Spanish Police Shut Down Polling Stations To Stop Voters

A demonstrator shouts at a Mosso d'Esquadra, Catalan regional policeman, in front of city hall during a demonstration in favor of a unified Spain a day before the banned October 1 independence referendum, in Barcelona, Spain, September 30, 2017. REUTERS/Susana Vera

Spanish police have closed off schools that were designated polling stations and occupied the Catalan government's communications hub on Saturday in an effort to stop voters from voting on a secession from Spain.

Many supporters of the poll stayed overnight in schools with their children and plan on staying there until Sunday to keep the polls open for other voters, despite a Spanish government source saying more than half of the schools have been sealed off, Reuters reports.

There have been 1,300 schools shut down in the area that were earmarked as polling places, and 163 of those schools were occupied by families.

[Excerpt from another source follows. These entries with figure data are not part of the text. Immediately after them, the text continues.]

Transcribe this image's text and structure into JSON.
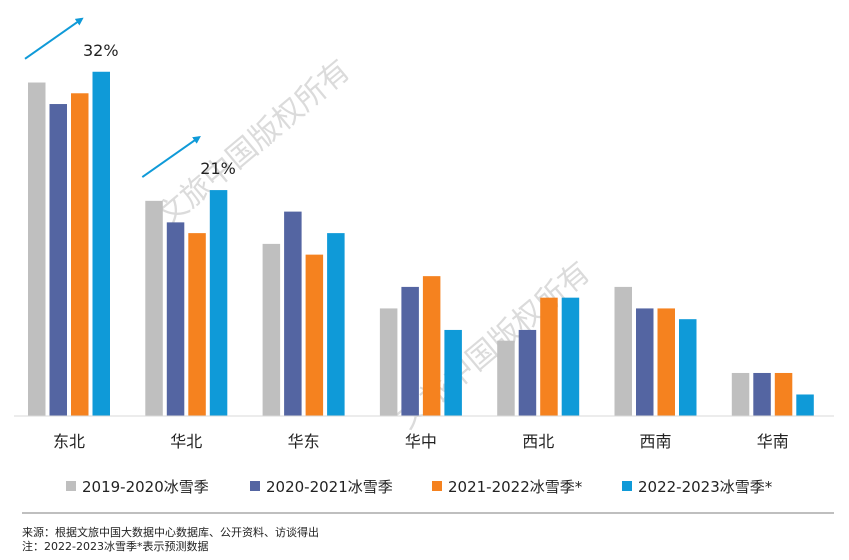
{
  "chart_data": {
    "type": "bar",
    "categories": [
      "东北",
      "华北",
      "华东",
      "华中",
      "西北",
      "西南",
      "华南"
    ],
    "series": [
      {
        "name": "2019-2020冰雪季",
        "color": "#bfbfbf",
        "values": [
          31,
          20,
          16,
          10,
          7,
          12,
          4
        ]
      },
      {
        "name": "2020-2021冰雪季",
        "color": "#5465a2",
        "values": [
          29,
          18,
          19,
          12,
          8,
          10,
          4
        ]
      },
      {
        "name": "2021-2022冰雪季*",
        "color": "#f5821f",
        "values": [
          30,
          17,
          15,
          13,
          11,
          10,
          4
        ]
      },
      {
        "name": "2022-2023冰雪季*",
        "color": "#0f9ad8",
        "values": [
          32,
          21,
          17,
          8,
          11,
          9,
          2
        ]
      }
    ],
    "ylim": [
      0,
      33
    ],
    "annotations": [
      {
        "category": "东北",
        "text": "32%"
      },
      {
        "category": "华北",
        "text": "21%"
      }
    ],
    "watermark": "文旅中国版权所有",
    "arrow_color": "#0f9ad8"
  },
  "footer": {
    "source": "来源：根据文旅中国大数据中心数据库、公开资料、访谈得出",
    "note": "注：2022-2023冰雪季*表示预测数据"
  }
}
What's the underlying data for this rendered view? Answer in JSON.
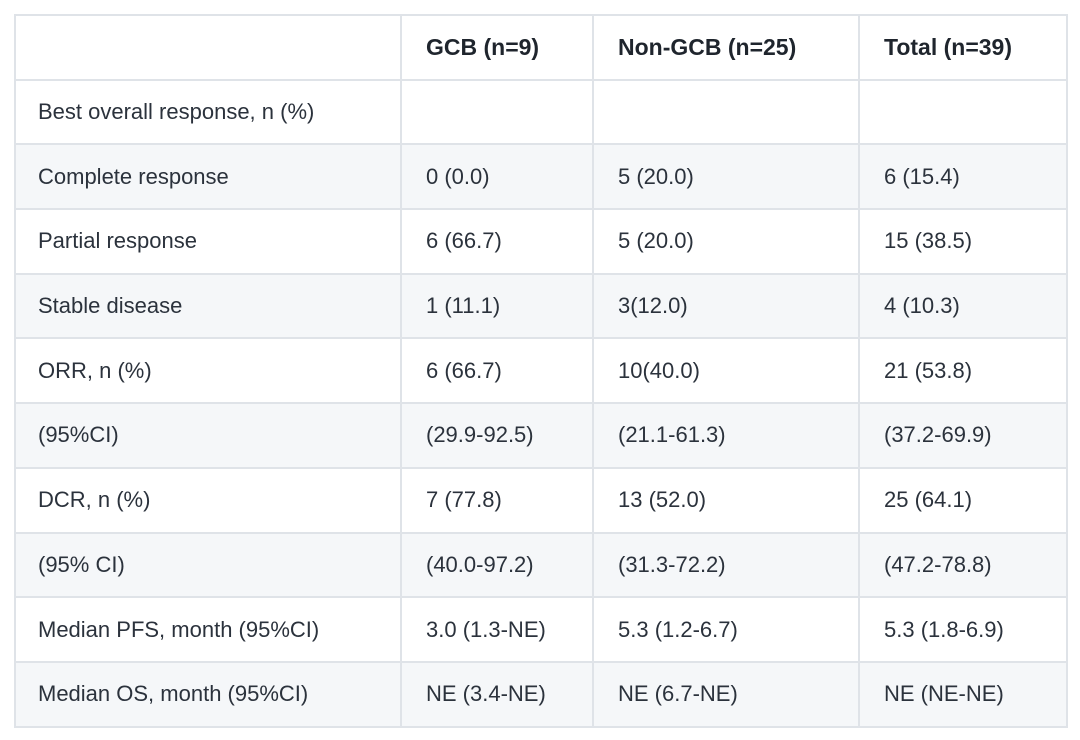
{
  "table": {
    "columns": [
      "",
      "GCB (n=9)",
      "Non-GCB (n=25)",
      "Total (n=39)"
    ],
    "rows": [
      {
        "label": "Best overall response, n (%)",
        "values": [
          "",
          "",
          ""
        ]
      },
      {
        "label": "Complete response",
        "values": [
          "0 (0.0)",
          "5 (20.0)",
          "6 (15.4)"
        ]
      },
      {
        "label": "Partial response",
        "values": [
          "6 (66.7)",
          "5 (20.0)",
          "15 (38.5)"
        ]
      },
      {
        "label": "Stable disease",
        "values": [
          "1 (11.1)",
          "3(12.0)",
          "4 (10.3)"
        ]
      },
      {
        "label": "ORR, n (%)",
        "values": [
          "6 (66.7)",
          "10(40.0)",
          "21 (53.8)"
        ]
      },
      {
        "label": "(95%CI)",
        "values": [
          "(29.9-92.5)",
          "(21.1-61.3)",
          "(37.2-69.9)"
        ]
      },
      {
        "label": "DCR, n (%)",
        "values": [
          "7 (77.8)",
          "13 (52.0)",
          "25 (64.1)"
        ]
      },
      {
        "label": "(95% CI)",
        "values": [
          "(40.0-97.2)",
          "(31.3-72.2)",
          "(47.2-78.8)"
        ]
      },
      {
        "label": "Median PFS, month (95%CI)",
        "values": [
          "3.0 (1.3-NE)",
          "5.3 (1.2-6.7)",
          "5.3 (1.8-6.9)"
        ]
      },
      {
        "label": "Median OS, month (95%CI)",
        "values": [
          "NE (3.4-NE)",
          "NE (6.7-NE)",
          "NE (NE-NE)"
        ]
      }
    ],
    "colors": {
      "stripe_background": "#f5f7f9",
      "row_background": "#ffffff",
      "border": "#dfe3e8",
      "body_text": "#2b323c",
      "header_text": "#1f252d"
    }
  }
}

The Catalan government said police have settled into its communications hub and will remain there for the next two days after it was ordered by Catalonia's High Court to police to stop electronic voting. The Court also instructed Google to delete an application that was issued to inform civilians on the vote.

Thousands of Catalans are expected to try and vote for independence on Sunday, October 1. The wealthy region in Spain has its own heritage and language, which is universally spoken and is taught in many schools.

The referendum was blocked back by the Spain's Constitutional Court and Madrid for being at odds with the 1978 constitution.

The political fight to have Catalonia secede has been an ongoing battle. Fears of violence during these protests have only grown, as pro-independence websites have been blocked and Catalan officials have been arrested. Tensions have mounted on both sides.

"At this moment, the problem that we have is not about independence," Sergi Marcén, head of the pro-independence Catalan government's London delegation told Newsweek. "In Catalonia we are in a state of emergency." Santiago Fisas, on the Spanish side, a lawmaker in the European Parliament for the country's ruling center-right People's Party (PP), says the region is now in "a situation of a coup d'état. Of course without weapons, without tanks, but it's bad."

Despite the government shutdown of these polling stations, the Catalan National Assembly has urged voters to still show up if they are blocked by authorities. The Catalan government and pro-independence groups have advised supporters to remain peaceful as tensions grow.

Human rights experts from the U.N. issued a statement on Thursday to the Spanish government, urging them to respect "the fundamental rights to freedom of expression, assembly and association." They warned the arrest of the Catalan politicians and protest leaders could spark more problems and appeared "to violate fundamental individual rights."